ひろみ:「わかりますー、でも、私はストレス発散できないから駄目なんですよね、」

えりか:「因みに何時もはどうやってストレス発散してるんですか?」


マドカ:「月並みだけど美味しいもの食べるとか、内緒だけど皆にちやほやしてもらうと結構癒されますよね、」

ひろみ:「ですよねー、って、それ綺麗だから出来る技ですよね、」


って、そういう事言っちゃうんだ「戸塚さん」、…



マドカ:「後、最近は二宮クンを眺めてるとかかな、」


ひろみ:「ああー、確かに子犬っぽくて癒されるかも、」

えりか:「アニマルセラピー的な?」


マドカ:「時々拗ねたミタイにムッスリしてる事があるんですけど、その顔がまた可愛いの、」


へー…

って、一体僕の事なんだと思ってたの「戸塚さん」?



えりか:「綺麗な手ですね、」


いつの間にか「えりかさん」が僕の手を取って指を絡めて、撫ぜ回している、


どきっとして思わず顔を合わせて見つめ合うと、…何故だか「えりかさん」が、うっとりと頬を染めている?

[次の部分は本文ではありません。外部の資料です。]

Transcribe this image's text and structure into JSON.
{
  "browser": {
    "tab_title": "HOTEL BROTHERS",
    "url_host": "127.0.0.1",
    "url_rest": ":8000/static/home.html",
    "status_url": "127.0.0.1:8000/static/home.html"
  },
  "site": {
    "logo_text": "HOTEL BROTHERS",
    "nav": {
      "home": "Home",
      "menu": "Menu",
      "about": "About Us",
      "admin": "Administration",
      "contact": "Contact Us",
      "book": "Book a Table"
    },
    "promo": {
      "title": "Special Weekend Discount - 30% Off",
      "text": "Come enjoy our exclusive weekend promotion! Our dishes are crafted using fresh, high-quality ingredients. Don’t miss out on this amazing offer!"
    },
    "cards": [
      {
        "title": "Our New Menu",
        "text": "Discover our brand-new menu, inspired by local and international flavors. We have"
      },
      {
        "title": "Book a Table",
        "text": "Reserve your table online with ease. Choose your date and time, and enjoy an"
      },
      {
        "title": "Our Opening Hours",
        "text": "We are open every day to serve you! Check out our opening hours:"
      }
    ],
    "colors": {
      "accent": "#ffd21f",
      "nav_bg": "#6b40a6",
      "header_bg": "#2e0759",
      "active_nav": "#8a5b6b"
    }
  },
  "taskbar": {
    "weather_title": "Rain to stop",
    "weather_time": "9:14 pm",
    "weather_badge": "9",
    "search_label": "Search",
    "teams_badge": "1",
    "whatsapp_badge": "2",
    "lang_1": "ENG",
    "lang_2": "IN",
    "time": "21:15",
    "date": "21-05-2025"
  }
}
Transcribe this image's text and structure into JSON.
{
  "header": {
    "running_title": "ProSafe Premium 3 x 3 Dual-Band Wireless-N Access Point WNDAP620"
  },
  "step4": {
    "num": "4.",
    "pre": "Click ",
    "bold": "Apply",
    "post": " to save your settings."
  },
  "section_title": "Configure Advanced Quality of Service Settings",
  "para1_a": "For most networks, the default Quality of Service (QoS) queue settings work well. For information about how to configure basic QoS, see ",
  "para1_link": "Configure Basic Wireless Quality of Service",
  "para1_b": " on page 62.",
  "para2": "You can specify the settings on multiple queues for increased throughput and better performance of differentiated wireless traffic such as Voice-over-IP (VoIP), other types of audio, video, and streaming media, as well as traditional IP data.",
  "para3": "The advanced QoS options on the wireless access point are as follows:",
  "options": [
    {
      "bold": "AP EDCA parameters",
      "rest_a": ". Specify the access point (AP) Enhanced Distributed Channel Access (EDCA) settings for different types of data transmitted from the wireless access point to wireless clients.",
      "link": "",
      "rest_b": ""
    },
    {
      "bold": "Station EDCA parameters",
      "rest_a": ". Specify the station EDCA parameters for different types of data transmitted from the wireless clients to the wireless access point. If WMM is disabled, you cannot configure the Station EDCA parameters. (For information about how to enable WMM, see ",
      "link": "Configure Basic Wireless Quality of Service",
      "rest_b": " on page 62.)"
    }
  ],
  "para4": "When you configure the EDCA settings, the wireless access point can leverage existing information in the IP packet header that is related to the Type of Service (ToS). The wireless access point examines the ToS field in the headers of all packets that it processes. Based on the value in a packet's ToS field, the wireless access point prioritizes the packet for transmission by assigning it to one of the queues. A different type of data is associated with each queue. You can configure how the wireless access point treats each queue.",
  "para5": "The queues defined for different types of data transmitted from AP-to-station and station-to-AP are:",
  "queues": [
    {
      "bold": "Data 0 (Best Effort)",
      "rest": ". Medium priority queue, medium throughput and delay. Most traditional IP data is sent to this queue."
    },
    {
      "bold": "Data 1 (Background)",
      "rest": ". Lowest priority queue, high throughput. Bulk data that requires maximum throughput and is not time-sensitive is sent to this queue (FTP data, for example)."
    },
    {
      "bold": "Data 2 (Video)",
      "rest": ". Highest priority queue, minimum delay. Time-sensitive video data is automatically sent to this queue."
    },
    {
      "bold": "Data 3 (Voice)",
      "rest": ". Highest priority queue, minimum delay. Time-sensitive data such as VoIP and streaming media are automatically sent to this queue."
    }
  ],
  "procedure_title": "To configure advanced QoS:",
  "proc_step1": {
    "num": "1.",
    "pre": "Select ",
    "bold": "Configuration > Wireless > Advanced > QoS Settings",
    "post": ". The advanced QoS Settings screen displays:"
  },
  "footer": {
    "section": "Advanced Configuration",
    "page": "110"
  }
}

シオン:「あ、…すみません、僕、ちょっとお手洗い、」

えりか:「はい、こちらでーす、」


さっと「えりかさん」が立ち上がり、僕をトイレの前まで案内してくれる、




綺麗に清掃された個室、高級そうな洗面台、変な匂いなんか微塵もしない、

僕は良い香りのする石鹸で手を洗って、鏡の前で溜息を一つ、…


腕時計を見ると、この店に来てからあっという間にもう1時間が経とうとしていた、


そろそろ帰る様に促した方が良いかな、…

でも「戸塚さん」結構ノリノリだし、もしかして結構酔っぱらってるのかな?



ドアを開けて外に出ると、…



おじさん:「おっと、ごめんよ、」


酔っ払いのおじさんが、少しよろけながら僕にぶつかって、そのまま入れ替わりにトイレに入って行く、


えっと、元居たテーブルの在り処を探す、…何処だっけ、



と、辺りに巡らせたその視線の先に、僕は、


一人の女性を見た、…



凡そこの場の雰囲気とは場違いに、何か物想う様な遠い目をしながら一人ポツンと寂しげに、静かにグラスを唇に運ぶ、…


彼女の名は「藤沢・カスミ」、経理グループの主任


でも「藤沢さん」が、どうして此処に???





僕は「藤沢さん」に気付かれない様に、急いで元居た席に戻って、…



シオン:「戸塚さん! 向こうのテーブルに藤沢さんが居るよ、」

マドカ:「へー、挨拶したの?」


すかさず「えりかさん」が温かいおしぼりを僕に渡してくれる、



シオン:「してないけど、って、もしかして、戸塚さん知ってて、この店に来たの?」

マドカ:「あれ、言わなかったっけ?」



チラリと振り返った「藤沢さん」の隣に、さっきトイレですれ違った男性が腰を下ろす、


見るからにしょぼっと冴えない、痩せて草臥くたびれたおじさん?



僕は、人をその外見で評価する事が嫌いだ、生理的に受け付けられないと言っても良い、外見上に問題が有るからと言ってその人間の価値が貶められる事は有ってはならない、


それなのに、その筈なのに、…



どうしてだろう? 何故だか「藤沢さん」の隣に男の人が寄り添っている事が、…無性に、気に入らない、



シオン:「帰ろう、」

えりか:「えー、もう帰っちゃうんですか?」


マドカ:「じゃあ、私も藤沢さんに、ご挨拶してこよっかな、」

シオン:「駄目だよ、お互いプライベートで来てるんだし、」


気がつくと、綺麗事ばかり言ってる自分が居る、



マドカ:「もしかして二宮クンは私と二人で居る所を藤沢さんに見られたく無いのかなぁ?」


悪戯な顔でニヤニヤ笑う「戸塚さん」の美貌を、今日程忌々しく思った事は無い、…



シオン:「そう言う訳じゃないけど、…」

マドカ:「それに、ちょっと気にならない? あの藤沢さんが、一体どんな人と会って居るのか?」


シオン:「止めようよ、そんな詮索するのは、趣味悪いよ、」


あの「藤沢さん」が、あの男性と一緒に居るのには、きっと何か「理由」があるに違いないのだ、…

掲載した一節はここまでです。